First time on American Airlines in memory. Perfectly pleasant. Good use for UR points. Nope, Delta does not go here!
Thanks for the ponzi update! I had the students look at Samuelson’s argument that Social security is stable ponzi. Right.
Man! Much to read here but will take a while due to a 2-3 day trip outta town. You’ve stayed at a bunch of places but I suppose it is to see different things? Glad the trip is going well!

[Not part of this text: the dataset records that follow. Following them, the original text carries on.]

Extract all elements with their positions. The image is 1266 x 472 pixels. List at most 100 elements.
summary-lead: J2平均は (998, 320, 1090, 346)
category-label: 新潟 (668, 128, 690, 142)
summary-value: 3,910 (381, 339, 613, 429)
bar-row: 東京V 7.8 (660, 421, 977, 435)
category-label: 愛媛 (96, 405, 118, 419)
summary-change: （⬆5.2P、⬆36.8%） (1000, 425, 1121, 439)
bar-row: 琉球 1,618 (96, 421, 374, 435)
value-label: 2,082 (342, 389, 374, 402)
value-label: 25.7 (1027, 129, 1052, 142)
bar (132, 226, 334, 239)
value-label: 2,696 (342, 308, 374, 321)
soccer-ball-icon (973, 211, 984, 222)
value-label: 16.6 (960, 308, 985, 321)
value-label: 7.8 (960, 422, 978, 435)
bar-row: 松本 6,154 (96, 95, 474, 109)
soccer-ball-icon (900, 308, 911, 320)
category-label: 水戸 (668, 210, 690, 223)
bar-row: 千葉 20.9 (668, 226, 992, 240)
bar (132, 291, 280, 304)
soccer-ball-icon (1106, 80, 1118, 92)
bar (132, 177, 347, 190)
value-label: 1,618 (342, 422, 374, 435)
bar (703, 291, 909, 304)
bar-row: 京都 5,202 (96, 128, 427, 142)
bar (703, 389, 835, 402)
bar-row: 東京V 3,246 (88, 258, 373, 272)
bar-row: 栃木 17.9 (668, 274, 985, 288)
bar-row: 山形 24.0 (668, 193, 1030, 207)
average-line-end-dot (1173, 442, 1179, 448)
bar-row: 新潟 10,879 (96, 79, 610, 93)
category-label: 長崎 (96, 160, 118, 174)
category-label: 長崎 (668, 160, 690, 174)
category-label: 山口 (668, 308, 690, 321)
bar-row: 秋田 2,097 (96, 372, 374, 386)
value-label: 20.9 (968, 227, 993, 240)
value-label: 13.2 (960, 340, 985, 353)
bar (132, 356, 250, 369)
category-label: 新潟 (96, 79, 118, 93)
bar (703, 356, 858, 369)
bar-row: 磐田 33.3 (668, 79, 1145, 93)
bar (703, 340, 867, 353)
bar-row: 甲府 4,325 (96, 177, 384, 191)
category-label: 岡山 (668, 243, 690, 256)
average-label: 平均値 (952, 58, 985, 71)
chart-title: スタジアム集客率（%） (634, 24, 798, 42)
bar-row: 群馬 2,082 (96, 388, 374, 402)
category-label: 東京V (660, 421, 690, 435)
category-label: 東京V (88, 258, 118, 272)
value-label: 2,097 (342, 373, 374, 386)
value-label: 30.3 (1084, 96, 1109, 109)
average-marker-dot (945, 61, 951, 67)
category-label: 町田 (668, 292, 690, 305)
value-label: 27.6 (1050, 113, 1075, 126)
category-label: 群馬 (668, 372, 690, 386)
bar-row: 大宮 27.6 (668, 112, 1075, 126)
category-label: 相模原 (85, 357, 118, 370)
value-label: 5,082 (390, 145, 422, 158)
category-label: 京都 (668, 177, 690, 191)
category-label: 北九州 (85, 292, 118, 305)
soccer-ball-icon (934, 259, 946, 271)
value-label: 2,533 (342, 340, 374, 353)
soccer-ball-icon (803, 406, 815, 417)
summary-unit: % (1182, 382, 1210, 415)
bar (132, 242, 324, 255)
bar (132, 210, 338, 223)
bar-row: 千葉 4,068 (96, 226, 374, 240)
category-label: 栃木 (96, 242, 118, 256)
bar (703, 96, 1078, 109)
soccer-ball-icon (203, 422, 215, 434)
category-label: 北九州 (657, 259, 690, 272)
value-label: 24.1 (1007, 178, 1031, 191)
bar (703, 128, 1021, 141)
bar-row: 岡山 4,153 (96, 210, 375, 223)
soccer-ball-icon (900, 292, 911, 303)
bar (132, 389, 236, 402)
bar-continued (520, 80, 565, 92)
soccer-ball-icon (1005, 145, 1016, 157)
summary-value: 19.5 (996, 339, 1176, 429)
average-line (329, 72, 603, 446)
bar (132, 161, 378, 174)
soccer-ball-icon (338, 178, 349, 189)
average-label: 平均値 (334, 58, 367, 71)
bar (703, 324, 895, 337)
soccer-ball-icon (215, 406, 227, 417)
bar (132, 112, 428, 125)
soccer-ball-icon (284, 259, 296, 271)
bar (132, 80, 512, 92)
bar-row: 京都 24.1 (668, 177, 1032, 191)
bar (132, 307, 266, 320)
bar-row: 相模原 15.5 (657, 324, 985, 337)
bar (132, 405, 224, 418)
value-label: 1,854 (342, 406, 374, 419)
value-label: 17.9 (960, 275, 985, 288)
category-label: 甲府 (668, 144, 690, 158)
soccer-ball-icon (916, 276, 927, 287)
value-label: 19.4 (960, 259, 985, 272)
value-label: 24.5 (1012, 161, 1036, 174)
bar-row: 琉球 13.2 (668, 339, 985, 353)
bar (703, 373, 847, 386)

That Koh Samui villa pool with the views surely bring up memories. Stayed for 5 days and every day it was hard to leave the property.
Hello from Tucson, a weekend trip to secure a new passport and evacuate from Las Vegas due to the national rodeo final and a raiders game. Will be at 40 hyatt nights by the weekend then hitting the rio to get to 60.
Good news on Hyatt expanding in Vietnam, they need a lower price point compared to what they have had of resorts and park hyatts. I’ve made a booking for next year at a new property near Ha Long Bay just to try and get the nights up so I’m not having to set up residence in Las Vegas next December. It seems Thailand is starting to get stricter on tourist visas so I see spending more time in ‘Nam in my future.
It’s been a pretty chilly late fall / early winter here in NC and presumably it’s been colder in Michigan. I think you picked a good time to hang out in southeast Asia.
Re ‘the 60 places you won’t believe are in the USA’ list–that eternal flame one is just a bit south of Buffalo. We thought about going there during our trip last year but decided against it. However I can tell you that it sits at the edge of the Marcellus shale formation, the largest-producing natural gas field in the United States.
Hello from the Park Hyatt in Kuala Lumpur. This is a special property, the standard suite is amazing, almost double the size the suite in the Park Hyatt in Bangkok! And the swimming pool in the 99th floor is I think the best swimming pool I have been in. Oh, we are on the 104th floor, amazing views. Need to see how the breakfast is tomorrow 🙂
@ DML: Lubock, TX, home of Texas Tech and probably the best financial planning program in the US…well, the world.
@ Nick: Still dreading the cold weather when I return in a few days. Going to miss SE Asia and sweating so much lol.
Actually, I feel good coming back home. It has been a great trip and almost a month away.
I am at 62 World of Hyatt night credits and have officially requaliied as Globalist. With pretty much no travel plans in place at all for 2026, oh oh.
@ Andy: Nice to see you again. Yeah…still dreaming about the Conrad in Koh Samui.
@ Bob: You won’t be the only one who is choosing Vietnam way more than Thailand lately, seems to be a thing.
We have an Atlantic subscription, and have had one for quite a while, but I’ve been thinking about cancelling it because I am so mad about their recent RFK cover – “The Most Powerful Man in Science.” I know the article was more complex than that, but that sort of placating, knee-bending headline is not what I expected from the Atlantic….
Hope they don’t take it further.Still night and day when you compare it to the super pathetic asskissing from that FIFA dude giving Trump a peace award, sad lol.
Lovely pictures.
“I am starting to feel like I just don’t like Park Hyatts”
Try the Park Hyatt Siem Reap. It rocks!
Christian,
I take it back, I take it back….Typing this from the amazing Park Hyatt in Kuala Lumpur.